Setting up tenants

As a SaaS administrator, to enable the single sign-on experience for a customer company, you must first create a tenant on the BMC Helix Single Sign-On server, and then proceed with the onboarding tasks for this tenant.

Default tenant

The SAAS TENANT is the default tenant, which is available on the BMC Helix SSO server. Only a SaaS administrator has access to this tenant.

The SAAS TENANT has a predefined name and host, which you cannot modify. You cannot disable this tenant.

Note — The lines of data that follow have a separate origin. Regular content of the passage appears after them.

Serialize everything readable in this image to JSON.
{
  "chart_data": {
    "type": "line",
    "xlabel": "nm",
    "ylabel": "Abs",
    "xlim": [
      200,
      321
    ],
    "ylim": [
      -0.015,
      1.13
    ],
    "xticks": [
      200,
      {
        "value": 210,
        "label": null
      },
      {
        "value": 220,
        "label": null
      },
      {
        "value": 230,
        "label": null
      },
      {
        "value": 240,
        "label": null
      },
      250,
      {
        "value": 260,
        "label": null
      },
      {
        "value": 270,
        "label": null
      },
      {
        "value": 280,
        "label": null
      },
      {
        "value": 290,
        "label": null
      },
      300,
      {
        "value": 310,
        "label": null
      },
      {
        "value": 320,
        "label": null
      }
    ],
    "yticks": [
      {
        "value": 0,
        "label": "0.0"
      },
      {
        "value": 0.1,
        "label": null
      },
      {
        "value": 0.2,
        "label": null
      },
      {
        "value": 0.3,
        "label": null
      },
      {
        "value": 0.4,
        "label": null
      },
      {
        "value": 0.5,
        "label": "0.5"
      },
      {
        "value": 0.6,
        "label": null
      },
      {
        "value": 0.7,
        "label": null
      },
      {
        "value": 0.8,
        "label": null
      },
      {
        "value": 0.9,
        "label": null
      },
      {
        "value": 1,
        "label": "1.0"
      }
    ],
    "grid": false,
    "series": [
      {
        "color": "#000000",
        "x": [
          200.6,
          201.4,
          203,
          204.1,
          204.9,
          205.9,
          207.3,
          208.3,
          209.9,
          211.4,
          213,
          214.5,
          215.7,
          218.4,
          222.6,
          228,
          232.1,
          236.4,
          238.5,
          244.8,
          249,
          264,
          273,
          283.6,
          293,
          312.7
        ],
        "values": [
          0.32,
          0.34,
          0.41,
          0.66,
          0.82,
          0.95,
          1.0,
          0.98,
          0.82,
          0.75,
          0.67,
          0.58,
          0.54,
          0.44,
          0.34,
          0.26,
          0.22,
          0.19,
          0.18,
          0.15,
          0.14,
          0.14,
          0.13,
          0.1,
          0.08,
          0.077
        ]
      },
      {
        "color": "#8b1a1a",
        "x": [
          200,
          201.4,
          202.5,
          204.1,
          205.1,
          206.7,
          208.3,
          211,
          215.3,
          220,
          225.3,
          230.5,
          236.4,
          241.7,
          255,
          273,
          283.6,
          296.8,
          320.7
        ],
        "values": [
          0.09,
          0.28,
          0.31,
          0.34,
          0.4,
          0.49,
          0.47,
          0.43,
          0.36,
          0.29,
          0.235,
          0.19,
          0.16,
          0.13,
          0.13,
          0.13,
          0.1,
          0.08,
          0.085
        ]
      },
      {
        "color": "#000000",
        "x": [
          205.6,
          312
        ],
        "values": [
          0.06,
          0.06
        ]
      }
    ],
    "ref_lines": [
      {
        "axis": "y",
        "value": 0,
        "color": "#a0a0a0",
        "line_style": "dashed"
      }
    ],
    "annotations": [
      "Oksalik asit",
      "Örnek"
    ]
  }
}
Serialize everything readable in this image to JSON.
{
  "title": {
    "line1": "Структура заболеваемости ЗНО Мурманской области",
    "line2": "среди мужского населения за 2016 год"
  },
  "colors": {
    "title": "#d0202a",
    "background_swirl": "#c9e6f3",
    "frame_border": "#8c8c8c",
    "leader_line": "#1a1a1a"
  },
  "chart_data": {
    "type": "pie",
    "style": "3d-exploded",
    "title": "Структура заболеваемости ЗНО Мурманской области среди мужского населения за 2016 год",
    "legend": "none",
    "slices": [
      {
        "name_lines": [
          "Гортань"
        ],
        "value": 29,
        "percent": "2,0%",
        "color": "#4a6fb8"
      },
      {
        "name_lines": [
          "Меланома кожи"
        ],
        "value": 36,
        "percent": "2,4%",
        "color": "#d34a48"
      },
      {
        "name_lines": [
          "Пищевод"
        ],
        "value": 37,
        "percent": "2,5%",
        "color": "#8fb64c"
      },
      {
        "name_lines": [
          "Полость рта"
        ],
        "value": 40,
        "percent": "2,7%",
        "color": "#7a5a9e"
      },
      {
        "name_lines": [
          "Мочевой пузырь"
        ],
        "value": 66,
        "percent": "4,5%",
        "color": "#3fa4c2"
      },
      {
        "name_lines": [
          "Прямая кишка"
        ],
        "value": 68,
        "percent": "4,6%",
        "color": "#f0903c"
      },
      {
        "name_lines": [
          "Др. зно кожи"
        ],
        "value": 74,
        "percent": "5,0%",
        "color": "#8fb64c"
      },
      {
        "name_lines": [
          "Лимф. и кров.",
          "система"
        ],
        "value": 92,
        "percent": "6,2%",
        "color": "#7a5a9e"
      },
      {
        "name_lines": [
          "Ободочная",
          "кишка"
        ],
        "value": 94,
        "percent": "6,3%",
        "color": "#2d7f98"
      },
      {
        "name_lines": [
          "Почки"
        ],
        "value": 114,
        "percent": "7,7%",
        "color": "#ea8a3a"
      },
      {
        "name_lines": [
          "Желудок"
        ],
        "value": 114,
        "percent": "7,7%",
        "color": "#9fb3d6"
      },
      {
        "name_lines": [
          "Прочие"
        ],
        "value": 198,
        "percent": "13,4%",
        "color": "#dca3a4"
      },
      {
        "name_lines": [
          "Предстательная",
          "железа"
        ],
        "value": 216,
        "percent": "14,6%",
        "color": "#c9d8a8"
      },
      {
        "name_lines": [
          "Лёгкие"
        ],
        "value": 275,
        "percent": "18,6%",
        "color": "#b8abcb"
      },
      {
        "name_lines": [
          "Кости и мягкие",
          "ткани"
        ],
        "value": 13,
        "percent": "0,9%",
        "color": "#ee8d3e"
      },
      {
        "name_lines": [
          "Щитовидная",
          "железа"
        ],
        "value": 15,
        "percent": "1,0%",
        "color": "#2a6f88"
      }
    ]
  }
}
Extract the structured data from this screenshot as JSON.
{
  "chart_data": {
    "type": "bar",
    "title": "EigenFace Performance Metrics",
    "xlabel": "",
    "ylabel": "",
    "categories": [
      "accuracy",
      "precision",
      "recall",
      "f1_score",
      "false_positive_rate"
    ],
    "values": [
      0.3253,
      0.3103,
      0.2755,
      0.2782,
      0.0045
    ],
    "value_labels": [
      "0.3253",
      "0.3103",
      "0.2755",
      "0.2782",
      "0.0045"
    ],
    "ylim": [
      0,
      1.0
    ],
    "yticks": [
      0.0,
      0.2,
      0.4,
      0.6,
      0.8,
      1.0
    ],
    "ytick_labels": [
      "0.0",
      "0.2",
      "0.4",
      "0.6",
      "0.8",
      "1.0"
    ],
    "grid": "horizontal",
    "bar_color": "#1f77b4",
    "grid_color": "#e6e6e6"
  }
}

You can only modify the default description.

SaaS tenant.png

To create a tenant

Log in to the BMC Helix SSO server as a SaaS administrator.
On the navigation panel, click Tenant.
Click Add Tenant.
To add a tenant, complete the following fields:
- Name
- Hostname—Specify the hostname to access an individual tenant by using the following format: host.example.com
- (Optional) Description
- (Optional) Self service configuration
  Note: The tenant name and tenant host name must be unique.
To enable the tenant, select the Enabled check box.
Click Save.

To enable features for a tenant

Use feature flags to enable specific functionalities for a tenant.

Edit or create a tenant for which you want to update the feature flags.
Select the check boxes with the functionalities to be enabled for a tenant.
The list of the features is as follows:
- Local User Management "Confirm Registration"—Ability for local users to set their own password; see Managing-local-users-and-passwords.
- Local User Management "Forgot Password"—Ability for local users to reset a forgotten, lost, or compromised password; see Configuring-Local-authentication.
- Disable email template sanitizing—Ability to check and modify the email template input in the Forgot Password functionality; see Configuring-Local-authentication.
- Webhooks on authentication response—Ability to notify an external service about user authentication in BMC Helix SSO by using webhooks; see Notifying-an-external-service-about-user-authentication-by-using-a-webhook.
- UserID transformation to convert AR alias to login—Ability to specify a custom UserID to match the login ID; see Transforming-userID-to-match-login-ID.
- Path-specific session cookie—Ability to limit the scope of the cookie to the /rsso path on the BMC Helix SSO server; see Security-planning.
- Use tenant token timeouts for multi-tenant clients—Ability to apply for multi-tenant clients the same access and refresh timeout values that are defined for the particular tenant level; see Configuring-OAuth-2-0. By default, the checkbox is cleared.
Click Save.
The changes are applied automatically for a tenant.

To switch to the Admin Console view of a tenant

On the List of Tenants page, select a tenant.
Click the pin button.
An information message is displayed above the navigation panel stating which tenant you have selected:
The Tenant field on the navigation panel displays the name of the tenant you have switched to.

Where to go from here

After you have created a tenant, create administrators for this tenant. For information about how to create a tenant administrator, see Setting-up-BMC-Helix-SSO-administrator-accounts.